Reasons for Antichavismo

On some occasions I have considered the possibility of coinciding with Chavismo. This assertion might surprise some readers, so I'll try to explain myself. It's not a case of being a ni-ni, which goes against my way of being, but rather an attempt at considering the country from a perspective that might allow me to understand the process in which it finds itself. It's quite easy to understand the reasons that lead Venezuela to Bolivarianism, therefore I won't insist on them. I will comment, simply and as a reminder, that I have never considered Chávez an accident of history. On the contrary, I see him as a logical consequence of the deterioration of the democratic system. As an answer to that system's failure, it eventually began to distance itself from its Social Democratic proposals, finally becoming a theater of representations which ceased to represent the interests of not only the majority but those of the nation's own project. I have no doubt that by the early 1980s the replacement of political representations was inevitable and desirable, as was the emergence of a vision for the country that could embark on the road of resolving the major problems. In abbreviated form, these problems could be included within the concept of the poverty and vulnerability of Venezuela's citizens. The answer to that substitution was Chávez. Thus, the possibility of coinciding with Chavismo would have been the logical mode of conduct for those of us who agreed that Venezuela could not continue on the same path. In fact, this was the case for a great majority of the country and we could say that it remains this way today, despite whatever doubts we might have about the veracity of the referendum results.

What is the problem then? Why are there signs of a corruption that could exceed any previous examples? Why can't we be sure about the impact and reliability of the missions? Why do figures seem to indicate that poverty has not diminished but that instead it has increased? All of these would be good reasons for an opposition member but the problem does not seem to me to reside in the government-opposition game, typical of any democratic system. Bolivarianism situates the country within the division of two projects, neither of which is well-defined.

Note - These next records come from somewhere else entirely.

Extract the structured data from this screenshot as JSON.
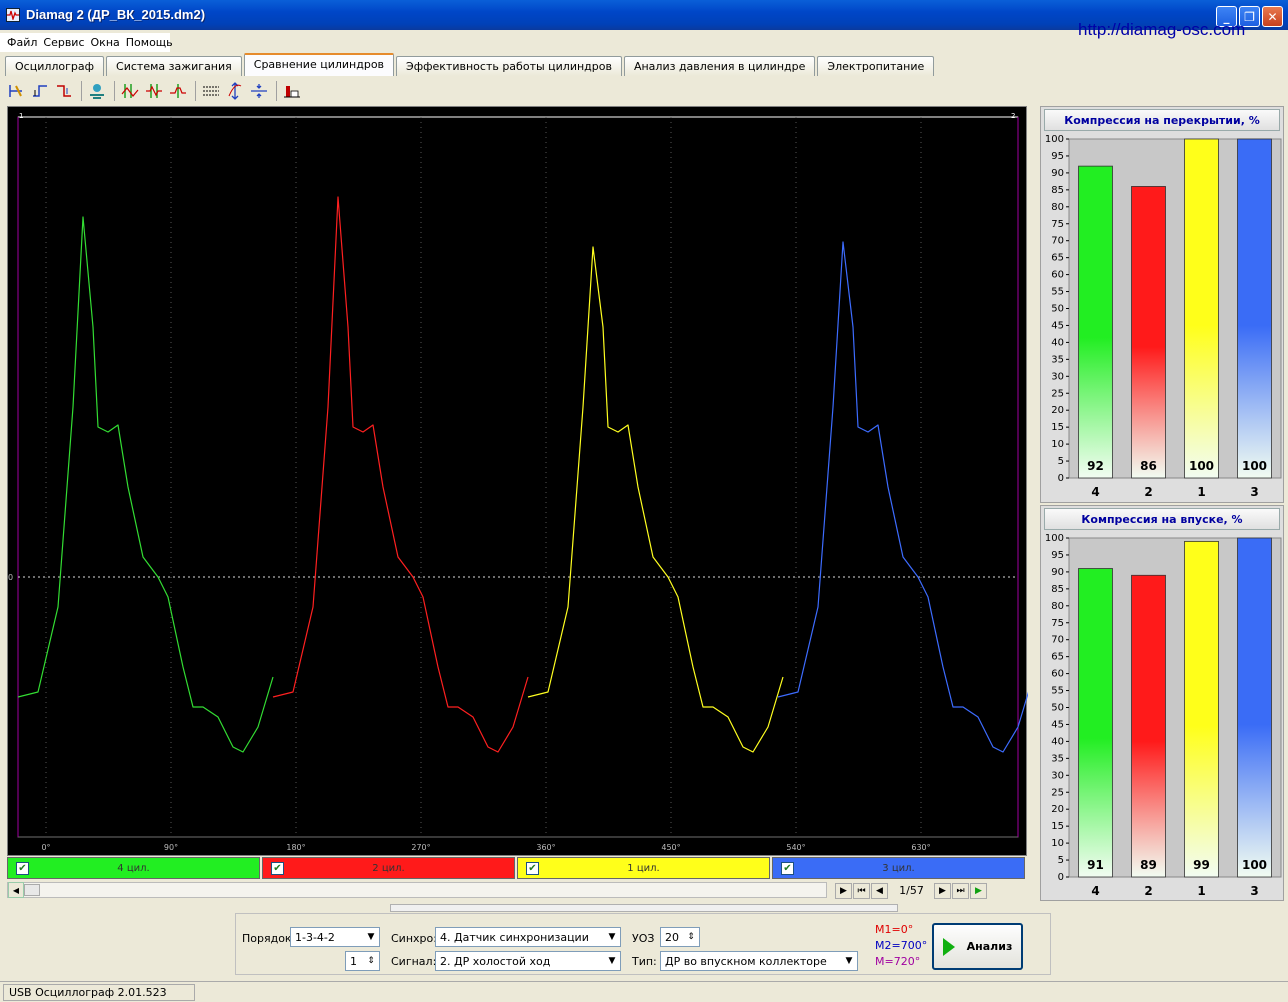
{
  "window": {
    "title": "Diamag 2 (ДР_ВК_2015.dm2)",
    "website": "http://diamag-osc.com"
  },
  "menu": [
    "Файл",
    "Сервис",
    "Окна",
    "Помощь"
  ],
  "tabs": [
    {
      "label": "Осциллограф",
      "active": false
    },
    {
      "label": "Система зажигания",
      "active": false
    },
    {
      "label": "Сравнение цилиндров",
      "active": true
    },
    {
      "label": "Эффективность работы цилиндров",
      "active": false
    },
    {
      "label": "Анализ давления в цилиндре",
      "active": false
    },
    {
      "label": "Электропитание",
      "active": false
    }
  ],
  "toolbar_icons": [
    "cursor-tool-icon",
    "rising-edge-icon",
    "falling-edge-icon",
    "sync-icon",
    "marker-1-icon",
    "marker-2-icon",
    "marker-3-icon",
    "grid-lines-icon",
    "scale-vertical-icon",
    "level-line-icon",
    "bars-chart-icon"
  ],
  "scope": {
    "corner_left": "1",
    "corner_right": "2",
    "zero_label": "0",
    "x_ticks": [
      "0°",
      "90°",
      "180°",
      "270°",
      "360°",
      "450°",
      "540°",
      "630°"
    ],
    "traces": [
      {
        "cylinder": "4",
        "color": "#33dd33"
      },
      {
        "cylinder": "2",
        "color": "#ff2020"
      },
      {
        "cylinder": "1",
        "color": "#ffff20"
      },
      {
        "cylinder": "3",
        "color": "#3d6cff"
      }
    ]
  },
  "cylinders": [
    {
      "label": "4 цил.",
      "color": "#22ee22",
      "checked": true
    },
    {
      "label": "2 цил.",
      "color": "#ff1a1a",
      "checked": true
    },
    {
      "label": "1 цил.",
      "color": "#ffff1a",
      "checked": true
    },
    {
      "label": "3 цил.",
      "color": "#3a6cf6",
      "checked": true
    }
  ],
  "navigation": {
    "page": "1/57"
  },
  "chart_data": [
    {
      "type": "bar",
      "title": "Компрессия на перекрытии, %",
      "categories": [
        "4",
        "2",
        "1",
        "3"
      ],
      "values": [
        92,
        86,
        100,
        100
      ],
      "colors": [
        "#22ee22",
        "#ff1a1a",
        "#ffff1a",
        "#3a6cf6"
      ],
      "ylim": [
        0,
        100
      ],
      "yticks": [
        0,
        5,
        10,
        15,
        20,
        25,
        30,
        35,
        40,
        45,
        50,
        55,
        60,
        65,
        70,
        75,
        80,
        85,
        90,
        95,
        100
      ]
    },
    {
      "type": "bar",
      "title": "Компрессия на впуске, %",
      "categories": [
        "4",
        "2",
        "1",
        "3"
      ],
      "values": [
        91,
        89,
        99,
        100
      ],
      "colors": [
        "#22ee22",
        "#ff1a1a",
        "#ffff1a",
        "#3a6cf6"
      ],
      "ylim": [
        0,
        100
      ],
      "yticks": [
        0,
        5,
        10,
        15,
        20,
        25,
        30,
        35,
        40,
        45,
        50,
        55,
        60,
        65,
        70,
        75,
        80,
        85,
        90,
        95,
        100
      ]
    }
  ],
  "settings": {
    "order_label": "Порядок",
    "order_value": "1-3-4-2",
    "order_num": "1",
    "sync_label": "Синхро:",
    "sync_value": "4. Датчик синхронизации",
    "signal_label": "Сигнал:",
    "signal_value": "2. ДР холостой ход",
    "uoz_label": "УОЗ",
    "uoz_value": "20",
    "type_label": "Тип:",
    "type_value": "ДР во впускном коллекторе",
    "m1": "M1=0°",
    "m2": "M2=700°",
    "m3": "M=720°",
    "m1_color": "#e00000",
    "m2_color": "#0000c0",
    "m3_color": "#a000a0",
    "analyze_label": "Анализ"
  },
  "status": {
    "text": "USB Осциллограф  2.01.523"
  }
}
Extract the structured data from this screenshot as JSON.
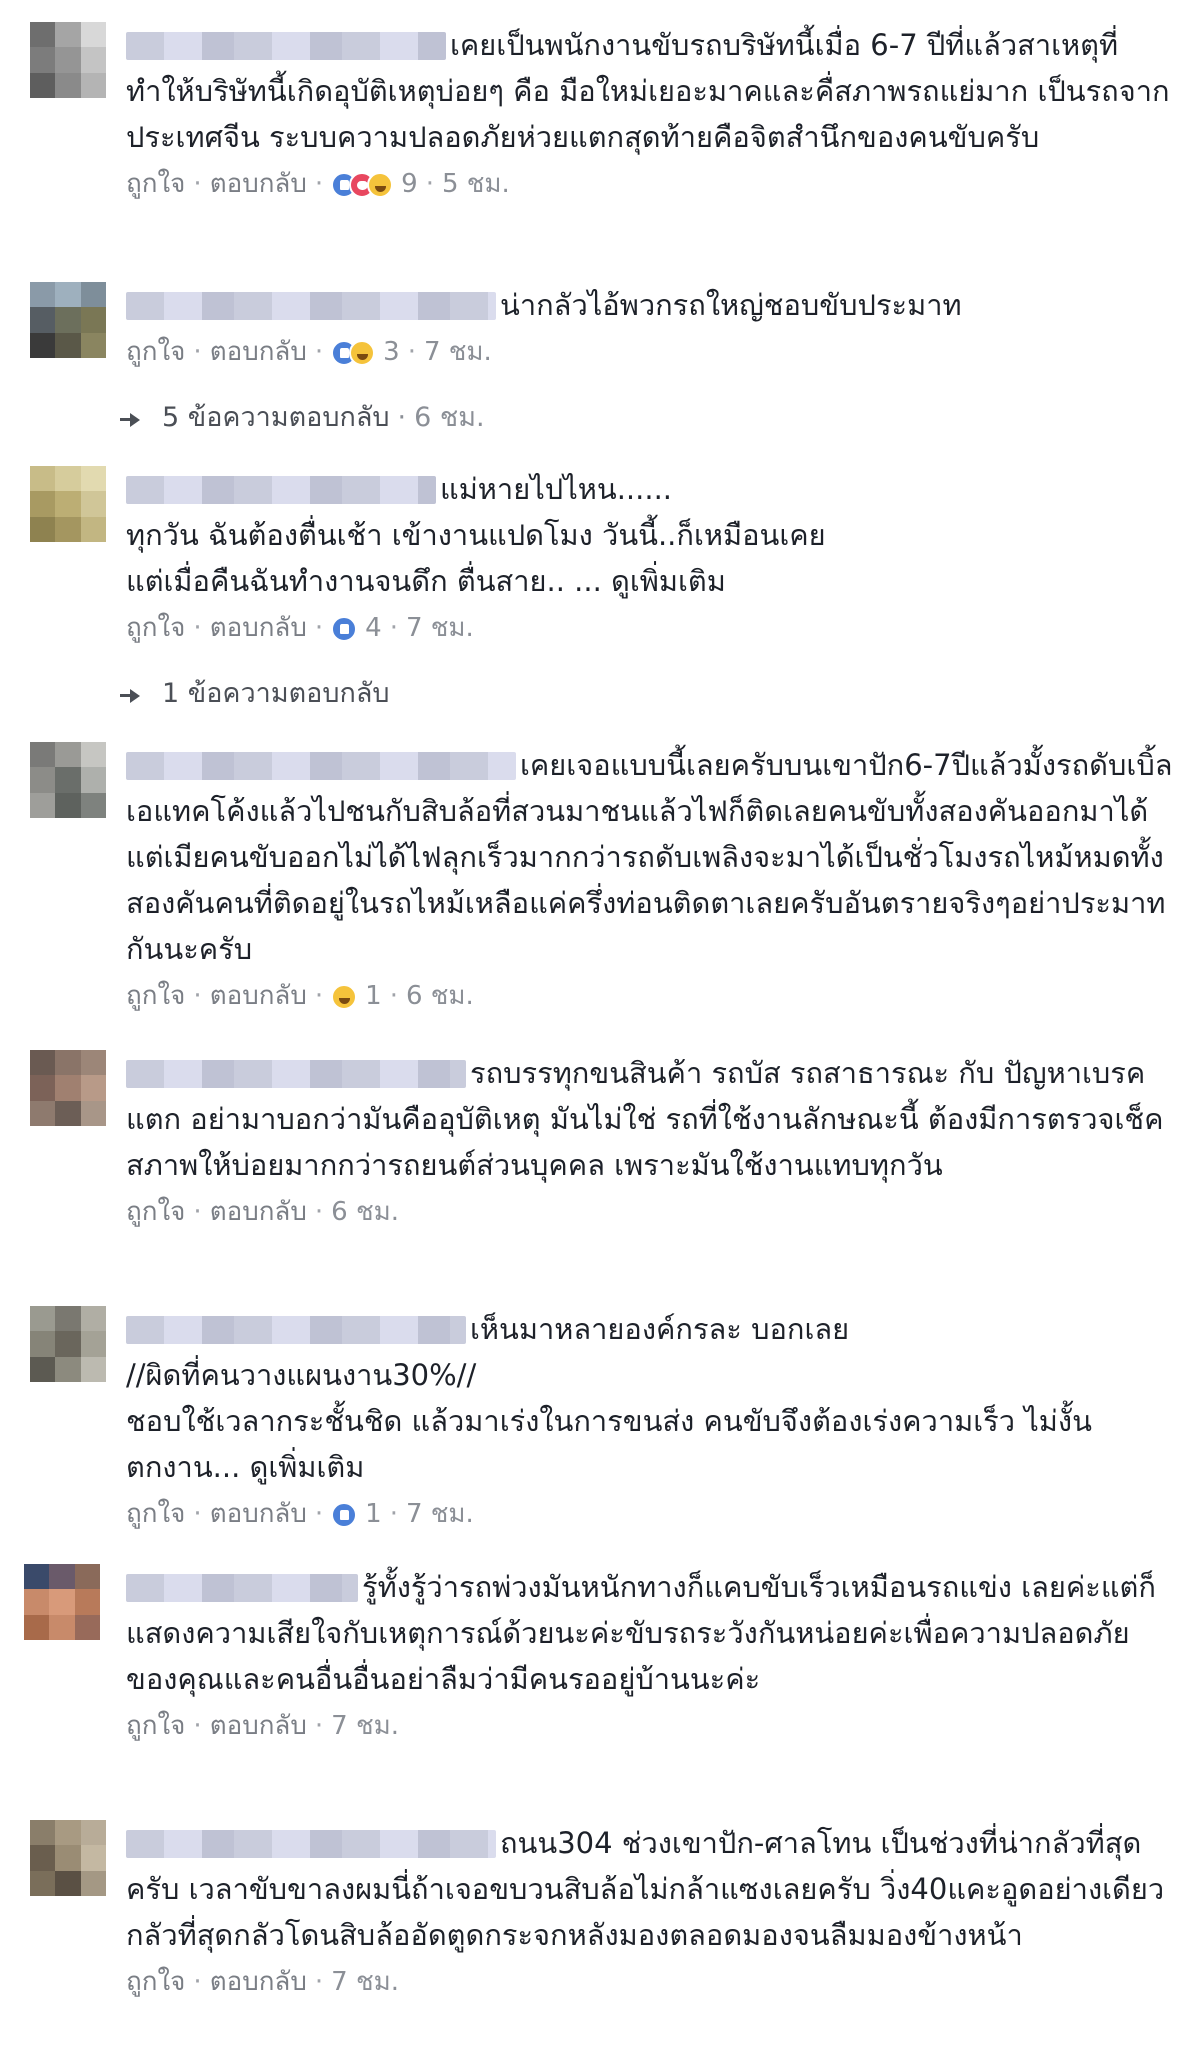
{
  "labels": {
    "like": "ถูกใจ",
    "reply": "ตอบกลับ",
    "separator": "·"
  },
  "comments": [
    {
      "text": "เคยเป็นพนักงานขับรถบริษัทนี้เมื่อ 6-7 ปีที่แล้วสาเหตุที่ทำให้บริษัทนี้เกิดอุบัติเหตุบ่อยๆ คือ มือใหม่เยอะมาคและคื่สภาพรถแย่มาก เป็นรถจากประเทศจีน ระบบความปลอดภัยห่วยแตกสุดท้ายคือจิตสำนึกของคนขับครับ",
      "see_more": "",
      "reactions": [
        "like",
        "love",
        "haha"
      ],
      "reaction_count": "9",
      "time": "5 ชม."
    },
    {
      "text": "น่ากลัวไอ้พวกรถใหญ่ชอบขับประมาท",
      "see_more": "",
      "reactions": [
        "like",
        "haha"
      ],
      "reaction_count": "3",
      "time": "7 ชม."
    },
    {
      "text": "แม่หายไปไหน......\nทุกวัน ฉันต้องตื่นเช้า เข้างานแปดโมง วันนี้..ก็เหมือนเคย\nแต่เมื่อคืนฉันทำงานจนดึก ตื่นสาย.. ...",
      "see_more": "ดูเพิ่มเติม",
      "reactions": [
        "like"
      ],
      "reaction_count": "4",
      "time": "7 ชม."
    },
    {
      "text": "เคยเจอแบบนี้เลยครับบนเขาปัก6-7ปีแล้วมั้งรถดับเบิ้ลเอแทคโค้งแล้วไปชนกับสิบล้อที่สวนมาชนแล้วไฟก็ติดเลยคนขับทั้งสองคันออกมาได้แต่เมียคนขับออกไม่ได้ไฟลุกเร็วมากกว่ารถดับเพลิงจะมาได้เป็นชั่วโมงรถไหม้หมดทั้งสองคันคนที่ติดอยู่ในรถไหม้เหลือแค่ครึ่งท่อนติดตาเลยครับอันตรายจริงๆอย่าประมาทกันนะครับ",
      "see_more": "",
      "reactions": [
        "haha"
      ],
      "reaction_count": "1",
      "time": "6 ชม."
    },
    {
      "text": "รถบรรทุกขนสินค้า รถบัส รถสาธารณะ กับ ปัญหาเบรคแตก อย่ามาบอกว่ามันคืออุบัติเหตุ มันไม่ใช่ รถที่ใช้งานลักษณะนี้ ต้องมีการตรวจเช็คสภาพให้บ่อยมากกว่ารถยนต์ส่วนบุคคล เพราะมันใช้งานแทบทุกวัน",
      "see_more": "",
      "reactions": [],
      "reaction_count": "",
      "time": "6 ชม."
    },
    {
      "text": "เห็นมาหลายองค์กรละ บอกเลย\n//ผิดที่คนวางแผนงาน30%//\nชอบใช้เวลากระชั้นชิด แล้วมาเร่งในการขนส่ง คนขับจึงต้องเร่งความเร็ว ไม่งั้นตกงาน...",
      "see_more": "ดูเพิ่มเติม",
      "reactions": [
        "like"
      ],
      "reaction_count": "1",
      "time": "7 ชม."
    },
    {
      "text": "รู้ทั้งรู้ว่ารถพ่วงมันหนักทางก็แคบขับเร็วเหมือนรถแข่ง เลยค่ะแต่ก็แสดงความเสียใจกับเหตุการณ์ด้วยนะค่ะขับรถระวังกันหน่อยค่ะเพื่อความปลอดภัยของคุณและคนอื่นอื่นอย่าลืมว่ามีคนรออยู่บ้านนะค่ะ",
      "see_more": "",
      "reactions": [],
      "reaction_count": "",
      "time": "7 ชม."
    },
    {
      "text": "ถนน304 ช่วงเขาปัก-ศาลโทน เป็นช่วงที่น่ากลัวที่สุดครับ เวลาขับขาลงผมนี่ถ้าเจอขบวนสิบล้อไม่กล้าแซงเลยครับ วิ่ง40แคะอูดอย่างเดียว กลัวที่สุดกลัวโดนสิบล้ออัดตูดกระจกหลังมองตลอดมองจนลืมมองข้างหน้า",
      "see_more": "",
      "reactions": [],
      "reaction_count": "",
      "time": "7 ชม."
    }
  ],
  "reply_summaries": [
    {
      "text": "5 ข้อความตอบกลับ",
      "time": "6 ชม."
    },
    {
      "text": "1 ข้อความตอบกลับ",
      "time": ""
    }
  ]
}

Do we opposition Venezuelans want a white, anglo-saxon, liberal project? Do pro-government Venezuelans want a project that lies somewhere between Perón and Fidel? Do Bolivarian Venezuelans know their leader's road map? Do opposition Venezuelans have a sufficiently clear project for the country to contrast against the previous one? None of these questions have been fully answered. But I should respond to the one I formulated at the beginning, because it is truly an insult to be told that we opposition Venezuelans do not coincide with Chavismo because of racist reasons, or because the fate of the most poor and vulnerable Venezuelans does not matter to us at all. For me, there are three obstacles: Chávez and his project are in my view militaristic, nationalistic and, consequently, violent (both in discourse and in actions), the sum of which sooner or later leads to totalitarianism.

Nothing in these years has allowed me to modify this perception, but instead it has been confirmed. If the project eventually aligns itself within a Western, citizen-based and productive Social Democratic context, I will be ready to change my opinion.